Besides, stories are not told with reason only. One cannot reason a good story. If, or when, stories work, they have their own logic, their own coherence, in the way they are told. The logic of stories is not that of reason, nor perforce that of psychoanalysis. Stories play with monsters (as Hercules played with lions disguised as women, a multi-headed hydra, man-eating birds, and so on). Psychoanalysis deals with desires. Telling stories is not psychotherapy. It goes in another direction but it implies, just like psychoanalysis, a break from “reason,” “intelligence,” as Freud used the term.

The philosopher, as a storyteller, does not have to take Pascal's test and walk on the board above the abyss. We agree that reason does not work here.

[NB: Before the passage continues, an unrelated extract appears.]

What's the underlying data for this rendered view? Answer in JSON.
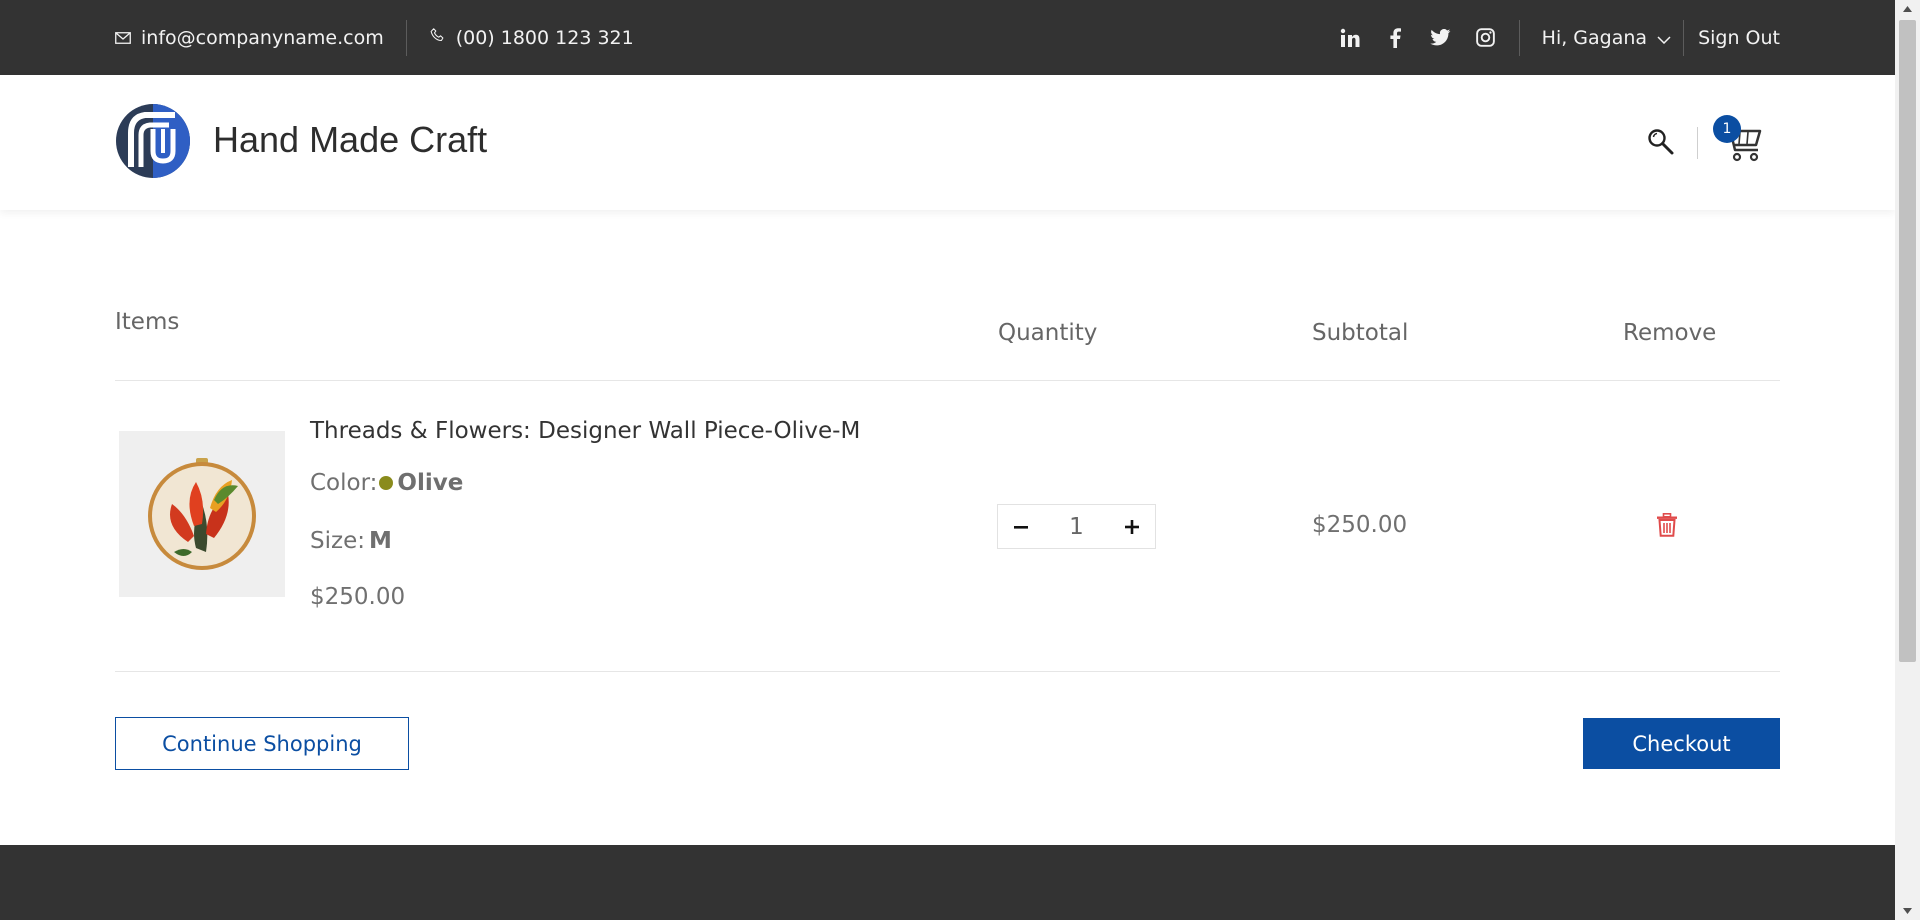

Then psychoanalysis has its psychoanalytic answer to any objection. In a famous passage in the Interpretation of Dreams, Freud, defending the claim that dreams are the accomplishment of a desire, ponders over the dream of one of his patients, which seems to be a counterexample to his theory. He concludes that the dream was indeed the accomplishment of a desire, which was to make him, Freud, wrong. In the present case, certainly, my desire to tame phobic objects through stories, keeping them at a distance but keeping them alive, would confirm the function that Freud gives to phobias as an advanced post exteriorizing and hiding the true inner fear.

Psychoanalysis aims at erasing the fearsomeness of things (the absurd fearsomeness of things, when danger is absent): there would only be fearsome desires. Whereas, I believe, philosophers describe, or should describe, experience through stories. But, because of the distance that words imply, or because of the imaginary exercises to which it gives room (to take up again Bachelard's therapy), telling stories may be enough to tame the fearsome things. It is not that psychoanalysis may not be necessary. The fearsome thing may just be too fearsome to let itself be caught in the network of words. Then the fearsome desires that Freud places at the bottom of our phobias may also be part of the reality. However, psychoanalysis cannot be the whole story. The fearsome thing, as soon as it has been coaxed, needs be told.

Then telling stories might work, or it might not. We can but keep our fingers crossed. But there is no point going on about Freud.